Tuesday, May 04, 2010

Tough to be a Teen

Childhood has never been easy and parents always face complex tasks.  For most of history, it was important for families to produce as many children as possible in order to have an adequate labor pool.  Early years were rarely some sort of innocent time of play and joy, but were preparation to begin to work along adults as soon as possible. Children brought in the crops, cared for the animals, worked in sweatshops or did whatever else deemed necessary for survival of the family unit.

Even with a less agrarian world and lowered need for large families, childhood today looks like a minefield for many. Young girls in impoverished families are often married off early or sold into sex slavery.  Young men are forcibly conscripted into military service or find themselves with no options for employment and thus are consigned to lives on the margins of economic survival. In countries where a large percentage of adults have been afflicted with HIV, children are rearing their own younger brothers and sisters, and in conditions horrific to the pampered American eye.

That very pampering has led to a growing danger for our own more sophisticated and comfortable teens: an electronic world and record where there is no such thing as forgotten history, and where reputations can be shattered in an instant and never rebuilt.  Today's teens engage a world where one typical "pushing the boundaries" mistake can haunt them forever. The digital world never, ever forgets or forgives.  

The youth of my generation secretly read "adult-content" magazines by flashlights under the covers. The youth of this generation snap compromising photos of themselves or others and merrily send them to friends or post them on social networking sites.  What could be a fairly innocent exploration of their emerging sexuality--and if you think they don't explore it, you are living in a different world than I--can now blow up into a life-long albatross.  

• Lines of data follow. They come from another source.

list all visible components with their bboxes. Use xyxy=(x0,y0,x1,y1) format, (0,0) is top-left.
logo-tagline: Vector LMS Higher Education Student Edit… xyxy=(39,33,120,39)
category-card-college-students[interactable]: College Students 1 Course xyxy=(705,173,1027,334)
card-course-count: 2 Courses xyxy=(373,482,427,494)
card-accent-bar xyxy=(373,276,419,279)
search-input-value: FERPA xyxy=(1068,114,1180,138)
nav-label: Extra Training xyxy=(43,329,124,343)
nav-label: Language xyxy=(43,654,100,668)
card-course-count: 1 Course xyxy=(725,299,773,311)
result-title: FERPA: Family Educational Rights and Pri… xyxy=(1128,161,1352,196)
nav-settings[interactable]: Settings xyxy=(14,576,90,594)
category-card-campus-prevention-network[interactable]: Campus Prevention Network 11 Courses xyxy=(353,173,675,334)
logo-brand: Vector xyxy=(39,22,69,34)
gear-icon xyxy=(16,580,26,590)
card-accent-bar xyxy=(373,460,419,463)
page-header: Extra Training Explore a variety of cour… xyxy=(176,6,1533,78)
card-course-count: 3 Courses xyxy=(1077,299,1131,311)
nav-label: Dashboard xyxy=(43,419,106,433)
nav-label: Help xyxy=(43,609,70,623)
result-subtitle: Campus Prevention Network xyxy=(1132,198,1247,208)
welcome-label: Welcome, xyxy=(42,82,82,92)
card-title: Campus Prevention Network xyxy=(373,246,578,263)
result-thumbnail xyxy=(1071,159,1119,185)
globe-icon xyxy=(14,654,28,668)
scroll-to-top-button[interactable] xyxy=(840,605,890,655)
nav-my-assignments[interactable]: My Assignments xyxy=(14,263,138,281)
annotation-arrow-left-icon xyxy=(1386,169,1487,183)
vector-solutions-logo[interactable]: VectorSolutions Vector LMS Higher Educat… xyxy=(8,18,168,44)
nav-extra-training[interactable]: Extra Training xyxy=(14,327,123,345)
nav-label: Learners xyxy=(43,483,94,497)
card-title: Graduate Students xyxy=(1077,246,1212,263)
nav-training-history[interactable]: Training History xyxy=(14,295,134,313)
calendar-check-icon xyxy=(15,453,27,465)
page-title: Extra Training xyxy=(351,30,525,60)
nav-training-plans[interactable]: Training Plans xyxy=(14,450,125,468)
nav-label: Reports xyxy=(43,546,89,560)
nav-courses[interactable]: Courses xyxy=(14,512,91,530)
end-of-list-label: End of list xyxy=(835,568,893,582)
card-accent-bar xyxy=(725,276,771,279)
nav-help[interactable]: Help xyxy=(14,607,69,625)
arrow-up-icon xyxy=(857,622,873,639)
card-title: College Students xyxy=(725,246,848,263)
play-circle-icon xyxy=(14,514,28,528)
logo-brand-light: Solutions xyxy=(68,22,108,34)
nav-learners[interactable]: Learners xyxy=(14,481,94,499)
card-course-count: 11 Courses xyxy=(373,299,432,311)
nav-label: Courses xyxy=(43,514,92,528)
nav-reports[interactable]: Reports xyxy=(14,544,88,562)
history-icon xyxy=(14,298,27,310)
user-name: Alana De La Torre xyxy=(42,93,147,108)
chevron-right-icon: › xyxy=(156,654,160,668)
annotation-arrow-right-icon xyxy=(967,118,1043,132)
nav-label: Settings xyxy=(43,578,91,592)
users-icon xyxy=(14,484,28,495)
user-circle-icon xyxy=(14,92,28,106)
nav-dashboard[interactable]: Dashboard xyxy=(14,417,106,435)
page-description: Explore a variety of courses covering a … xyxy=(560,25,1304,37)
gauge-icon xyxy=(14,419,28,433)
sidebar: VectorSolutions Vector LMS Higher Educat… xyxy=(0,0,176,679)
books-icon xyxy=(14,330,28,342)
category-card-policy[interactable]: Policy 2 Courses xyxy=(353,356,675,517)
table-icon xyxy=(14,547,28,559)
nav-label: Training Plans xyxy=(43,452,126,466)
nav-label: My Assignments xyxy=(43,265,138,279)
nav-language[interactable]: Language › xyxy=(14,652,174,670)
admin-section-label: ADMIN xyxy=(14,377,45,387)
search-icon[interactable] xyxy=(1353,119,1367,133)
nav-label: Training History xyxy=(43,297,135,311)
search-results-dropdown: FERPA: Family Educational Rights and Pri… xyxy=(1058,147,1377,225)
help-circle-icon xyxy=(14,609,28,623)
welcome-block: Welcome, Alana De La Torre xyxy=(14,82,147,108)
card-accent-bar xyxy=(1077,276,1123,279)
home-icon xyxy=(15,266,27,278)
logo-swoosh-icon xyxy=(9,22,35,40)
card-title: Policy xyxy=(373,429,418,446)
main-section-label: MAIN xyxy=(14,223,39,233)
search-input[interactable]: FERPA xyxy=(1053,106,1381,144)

One possible scenario:  an underage teen snaps a photo of his or her partially undressed body in a way that exposes private parts, sends it to a boyfriend or girlfriend (current terminology: "sexting") who is then, like it or not, in possession of child pornography.  That youth then sends it on to other friends, so he or she is not just in possession of it, but has become a distributor of it.  An adult:  parent, teacher, or pastor perhaps, receives it, and that person now also potentially faces being charged with possession of child pornography.  All in this scenario can be prosecuted and judged guilty of a felony offense. Should that happen, they have to register as sex offenders for the rest of their lives, along facing with the possibility of prison time and all the other serious and endless ramifications of felony convictions.  AND, such photos exist in cyberspace forever. They may unexpectedly appear at inopportune times such as the journey to higher education, employment applications, housing decisions or anything else that might necessitate some sort of electronic search of a person's life and background.

Parents, engage in the sacred task of child-rearing with seriousness here. When you provide a cell phone for your offspring, you own that phone.  Contact your phone service provider immediately and arrange to monitor their text (and sext) messages.  You owe your children that protection.  When you make computers available to them, you own those computers.  Do not permit them to use them where they can work unmonitored by you.  Know their passwords to their email accounts and social networking sites and check those sites frequently.  Youth deserve that protection, however much they might argue with you about it.  Remember: teen brains are still developing. Impulse control almost doesn't exist and won't develop well for some years yet.  Be courageous.  Step up here.  This is serious.